Before recent improvements in bandsaw design, dust control wasn't always a straightforward proposition. Most newer bandsaws have built-in dust ports now, but here's how we used to handle it. Almost all the waste is driven straight down through the table into the lower half of the saw housing, with very little urge or opportunity to get away. However, it's no secret that the pitiful little plastic dust ports mounted beneath the table on Delta and Jet 14" bandsaws are next to worthless. It's simply not reasonable to expect sufficient draft through such tiny ports to divert much of the dust stream flying by at 45 miles per hour--half of which is hidden behind the blade anyway. Delta has introduced a couple of replacement dust hoods with much larger ports, and their latest attempt works fairly well. A significant amount of dust still gets past, however, flying on down to coat the lower wheel and get blown into the air as the blade
rises from the left side of the housing.
Though it took a few years to screw up my courage to the sticking point, I finally took a deep breath and did what needed to be done. Since almost all of the dust blasts straight toward the bottom of the housing, I decided that was the right place for capture. So I took the lower door off the saw and jigsawed a 4" hole in it, bottom center, just above the molded bead that stiffens the structure. I filed and sanded the edges clean and safe, then trimmed a 6 in. Universal Dust Hood (#192628 in our catalog) to fit. I attached it with truss head screws and serrated flange nuts. An adjustable metal elbow attached to the hood brings the dust collector hose in from the left. Nothing protrudes as far as the front edge of the saw table, so there's no collision hazard for any valuables in the area.

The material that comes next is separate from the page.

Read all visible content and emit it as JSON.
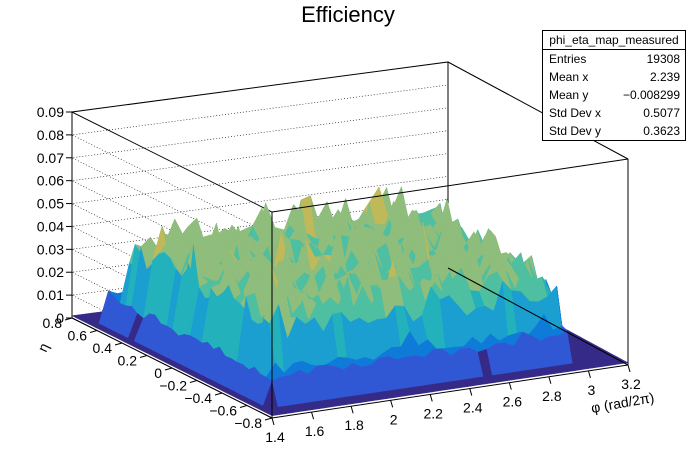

The results are outstanding. There's no airborne dust, even when I'm resawing 10" material. The lower tire always has a little dust on it, but there's no build-up; it has ceased to be a concern. A little dust bounces off the surface of the wood, and some escapes through the open kerf; there's always a sprinkling on the stand after a sawing session, but at a guess the system collects better than 99% of the waste before it can become a nuisance.
Please note that whacking a 4" hole in your bandsaw door might conceivably lead a manufacturer to quibble about warranty isses. Check with the maker of your saw before you perform the operation, or simply wait until the warranty period has expired. For safety, use serrated flange nuts inside the door to secure the dust hood; they're the same reliable, self-locking hardware Delta itself uses inside the housing.